According to Pluckrose and Lindsay, Cynical Theories, between the 1980s and 2010 race, gender, and identity theorists drew on postmodernism for the critical parts of their activist theories. Theory uses postmodern knowledge principle to create suspicion of the knowledge claims and narratives of the dominant groups in society. And it uses the postmodern political principle to expose the pervasive presence of power in society and its control over what counts as truth and justice. However, in contrast to the original postmodernism, Theory uses postmodernism’s critical tools only against ideologies and narratives it deems supportive of the oppressive forces in society. It does not turn them against the narratives of society’s oppressed and marginalized.* The latter are treated in practice as true and expressive of justice. The former are treated as false and expressive of injustice. Postmodernism’s universal deconstruction of all truth claims, every power center, and each assertion of stable identity, was transformed into a binary order–a new metanarrative–defined by the division between oppressor and oppressed.

*I don’t have space to define the “marginalized.” As the term indicates, the marginalized are defined by what they are not. They are not the dominant group. Look up Cynical Theories in your favorite search engine.

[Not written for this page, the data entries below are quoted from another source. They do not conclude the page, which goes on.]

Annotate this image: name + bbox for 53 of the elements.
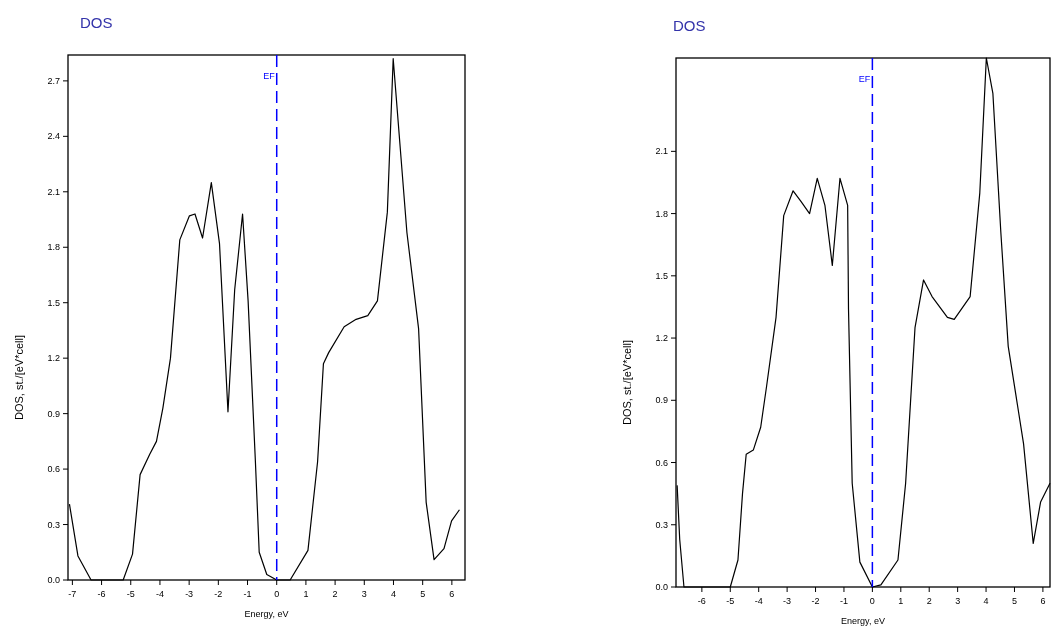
y-tick-label: 0.9	[655, 395, 668, 406]
x-tick-label: 5	[1011, 596, 1017, 606]
y-tick-label: 2.4	[47, 131, 60, 142]
y-tick-label: 1.2	[47, 353, 60, 364]
x-tick-label: -4	[155, 589, 164, 599]
x-tick-label: -1	[839, 596, 848, 606]
x-tick-label: 0	[274, 589, 280, 599]
x-tick-label: -5	[126, 589, 135, 599]
x-tick-label: -6	[97, 589, 106, 599]
y-tick-label: 1.5	[47, 297, 60, 308]
x-tick-label: 2	[926, 596, 932, 606]
y-tick-label: 1.5	[655, 270, 668, 281]
y-axis-title: DOS, st./[eV*cell]	[13, 335, 25, 420]
x-tick-label: 3	[361, 589, 367, 599]
x-tick-label: 1	[303, 589, 309, 599]
x-tick-label: 0	[869, 596, 875, 606]
x-tick-label: 3	[955, 596, 961, 606]
x-tick-label: -3	[185, 589, 194, 599]
x-tick-label: -2	[811, 596, 820, 606]
y-tick-label: 1.2	[655, 333, 668, 344]
y-tick-label: 2.1	[47, 186, 60, 197]
y-tick-label: 1.8	[655, 208, 668, 219]
y-tick-label: 0.0	[47, 575, 60, 585]
x-tick-label: -5	[726, 596, 735, 606]
y-tick-label: 0.9	[47, 408, 60, 419]
y-tick-label: 0.6	[47, 464, 60, 475]
ref-line-label: EF	[858, 74, 871, 84]
y-tick-label: 1.8	[47, 242, 60, 253]
x-tick-label: 5	[420, 589, 426, 599]
x-tick-label: 1	[898, 596, 904, 606]
x-tick-label: -2	[214, 589, 223, 599]
y-tick-label: 2.7	[47, 75, 60, 86]
x-axis-title: Energy, eV	[244, 609, 289, 619]
x-tick-label: -7	[68, 589, 77, 599]
y-tick-label: 0.6	[655, 457, 668, 468]
y-tick-label: 0.0	[655, 582, 668, 592]
y-tick-label: 2.1	[655, 146, 668, 157]
x-tick-label: -6	[697, 596, 706, 606]
x-tick-label: 4	[983, 596, 989, 606]
x-tick-label: 6	[449, 589, 455, 599]
chart-title: DOS	[673, 17, 706, 34]
x-tick-label: 2	[332, 589, 338, 599]
y-axis-title: DOS, st./[eV*cell]	[621, 340, 633, 425]
chart-title: DOS	[80, 14, 113, 31]
x-tick-label: -3	[783, 596, 792, 606]
y-tick-label: 0.3	[47, 519, 60, 530]
x-tick-label: -1	[243, 589, 252, 599]
y-tick-label: 0.3	[655, 519, 668, 530]
x-tick-label: 6	[1040, 596, 1046, 606]
x-tick-label: 4	[390, 589, 396, 599]
ref-line-label: EF	[263, 71, 276, 81]
x-axis-title: Energy, eV	[841, 616, 885, 626]
x-tick-label: -4	[754, 596, 763, 606]
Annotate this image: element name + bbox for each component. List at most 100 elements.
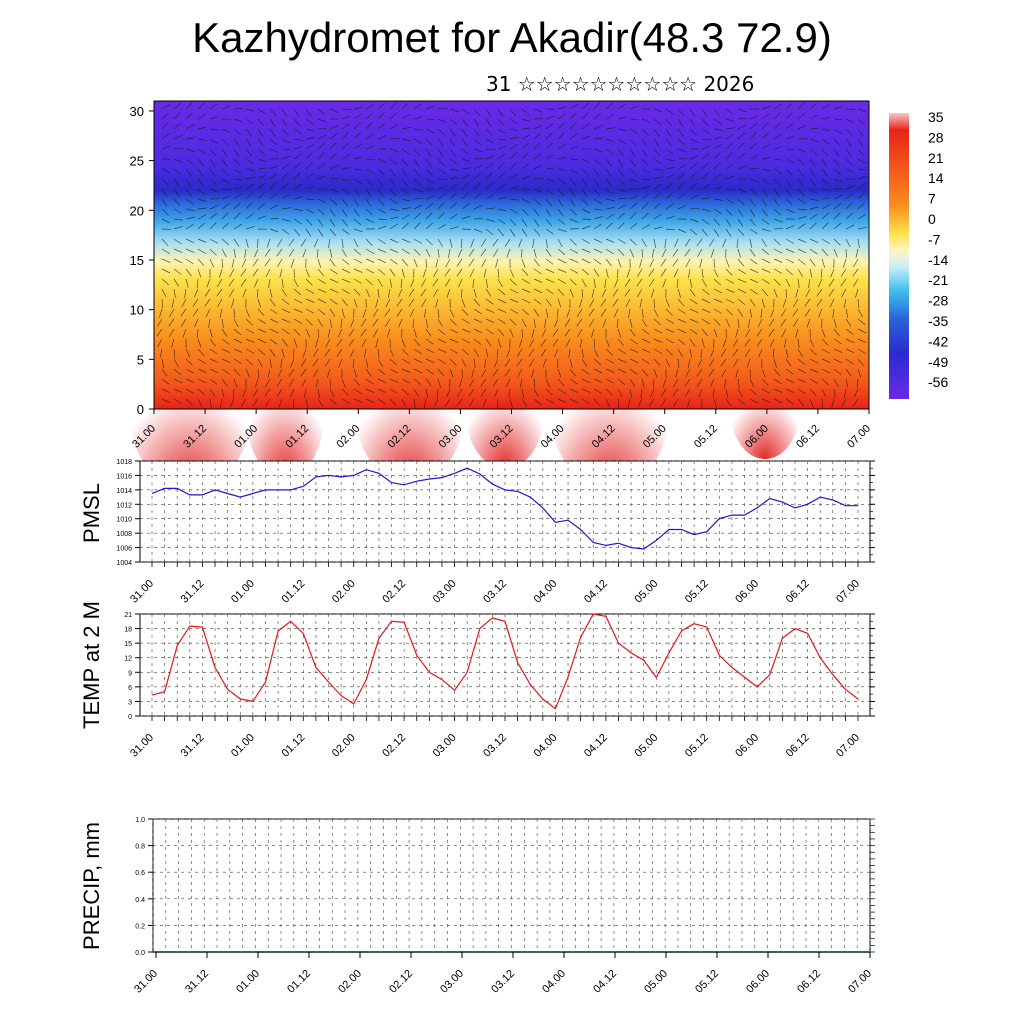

Social Justice Theory as Reified Postmodernism

After 2010, Theory (Social Justice Theory or Critical Theory) confidently asserted the truth of its critique of knowledge and the political order. The mood is no longer skeptical and playful but cynical and dogmatic. Pluckrose and Lindsey speak of this shift as the “reification” of postmodernism. Within the world of contemporary Theory it is presupposed that any moral or scientific justification of the status quo (the oppressors) is merely an ideology originating from desire to maintain dominance over people with marginalized identities. In contrast, narratives that free and empower marginalized people are by definition true. Social Justice Theory is a strange combination of cynicism and dogmatism, which makes sense only as an arbitrary decision to apply postmodern cynicism to the narratives of one group and superstitious credulity to the other. What motivates this seemingly arbitrary decision? Lust for power, guilt, resentment, and envy or passion for justice?

Ironically, because of Theory’s dogmatic assertion that truth and right are always on the side of the marginalized, a marginal identity has become a coveted possession within the Social Justice universe. And the more marginalized your identity, the higher your status in the new order will be. A person’s identity as marginalized is enhanced when it is constructed by the intersection of two or more marginal identities. In a reversal of postmodernism’s universal suspicion of power, contemporary Theory uses its claims of truth and right to demand submission from the heretofore dominant group. Theory, then, flips the social order on its head. The oppressors become the oppressed, truth becomes falsehood, good becomes evil, and right becomes wrong. And there is no arbiter, via media, no common ground. There are only winners and losers.

Classical Liberalism as the Response to Applied and Reified Postmodernism?

As their response to the irrationality and socially destructive effects of Social Justice Theory’s activist and reified postmodernism, Pluckrose and Lindsey urge a return to classical liberalism, that is, to reason, truth, freedom of expression, civil liberty, common humanity, debate, and evidence-based knowledge.